Summer holidays are that time of the year when kids relax but parents feel pressured to figure out how to engage them in some form of learning without being a killjoy. Gardening can be the answer.

Summer holidays are that time of the year when kids relax but parents feel pressured to figure out how to engage them in some form of learning without being a killjoy. Gardening can be the answer.

Not An ‘Old-World’ Skill
In these competitive times, parents tend to favour more ‘contemporary’ skills, such as computing to gardening, which is seen as an ‘old-world’ skill. However, gardening is more than just a cute hobby. It is about learning to observe interactions between soil, water, sun, shade, smells, bugs and humans. Your balcony can thus be a microcosm of nature, where your child can experiment, connect dots and develop what the psychologist Howard Gardner describes as ‘naturalistic intelligence’. Such direct engagement with nature has no classroom substitute as it makes children know things not just by heart but in their hearts.

POSITIVE TRENDS
Thankfully, many progressive schools and parents are beginning to see gardening as part of education. Young parents are increasingly replacing traditional birthday party return favours with plants and grow-kits. Some are even introducing plants as first pets to their children, before they are ready for four-legged ones.

HACKS TO HOOK THEM
Hooking your digitally native children to gardening can be challenging initially. But, there are hacks that work. Grow-kits are a great way to get your kids started, especially if they contain illustrated guides and fun props like name-tags. In the beginning, if action takes too long, children’s excitement can fizzle out. So try fast-growing plants like micro-greens, which go from seed to harvest within 10 days. Mixing colours like green cress, purple radish and red amaranth, makes it even more exciting. Children also like plants that keep the drama going, like flowering and fruiting ones.

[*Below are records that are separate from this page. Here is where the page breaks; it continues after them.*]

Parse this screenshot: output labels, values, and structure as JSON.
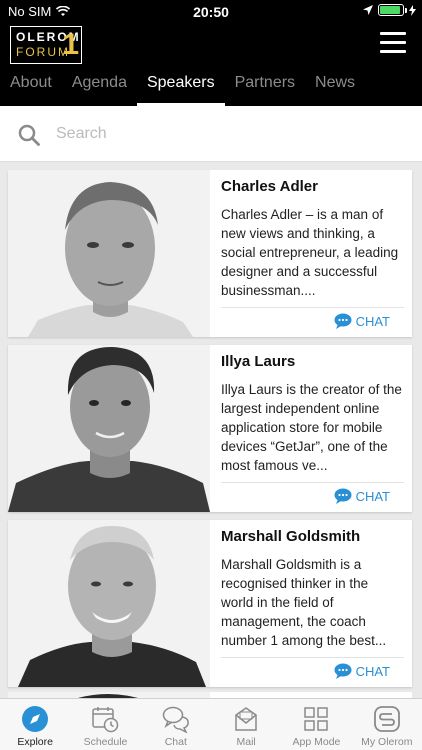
{
  "status": {
    "carrier": "No SIM",
    "time": "20:50",
    "battery_level": 0.9
  },
  "header": {
    "logo_line1": "OLEROM",
    "logo_line2": "FORUM",
    "logo_number": "1",
    "tabs": [
      {
        "label": "About",
        "active": false
      },
      {
        "label": "Agenda",
        "active": false
      },
      {
        "label": "Speakers",
        "active": true
      },
      {
        "label": "Partners",
        "active": false
      },
      {
        "label": "News",
        "active": false
      }
    ]
  },
  "search": {
    "placeholder": "Search",
    "value": ""
  },
  "speakers": [
    {
      "name": "Charles Adler",
      "description": "Charles Adler – is a man of new views and thinking, a social entrepreneur, a leading designer and a successful businessman....",
      "chat_label": "CHAT"
    },
    {
      "name": "Illya Laurs",
      "description": "Illya Laurs is the creator of the largest independent online application store for mobile devices “GetJar”, one of the most famous ve...",
      "chat_label": "CHAT"
    },
    {
      "name": "Marshall Goldsmith",
      "description": "Marshall Goldsmith is a recognised thinker in the world in the field of management, the coach number 1 among the best...",
      "chat_label": "CHAT"
    }
  ],
  "bottom_nav": [
    {
      "label": "Explore",
      "icon": "compass-icon",
      "active": true
    },
    {
      "label": "Schedule",
      "icon": "calendar-clock-icon",
      "active": false
    },
    {
      "label": "Chat",
      "icon": "chat-bubbles-icon",
      "active": false
    },
    {
      "label": "Mail",
      "icon": "mail-icon",
      "active": false
    },
    {
      "label": "App Mode",
      "icon": "grid-icon",
      "active": false
    },
    {
      "label": "My Olerom",
      "icon": "olerom-logo-icon",
      "active": false
    }
  ],
  "colors": {
    "accent": "#2a90d6",
    "header_bg": "#000000",
    "logo_gold": "#e9c24a"
  }
}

Again, colour is exciting, as in cherry tomatoes or multi-coloured zinnia flowers, which also attract butterflies and hummingbirds. The only caveat here is that most flowering and fruiting plants, if grown from seeds, need transplantation and more care than the simpler leafy plants. If parents are not gardening savvy, they might want to introduce these as ‘level 2’ plants or start directly with saplings. Once your child has some initial confidence, then it is a good idea to up the challenge, let them experiment and even fail.

FEAR NO DIRT
Despite the advantages of gardening, some parents are still wary of it because they fear dirt. But research shows that exposure to these microbes is essential for developing their immunity. For example, epidemiological evidence shows that kids growing up in a farm environment have a much lesser chance of developing diseases like asthma. According to microbiologist Marie-Claire Arrieta, it is okay to let children play in backyards and even ‘eat some dirt’!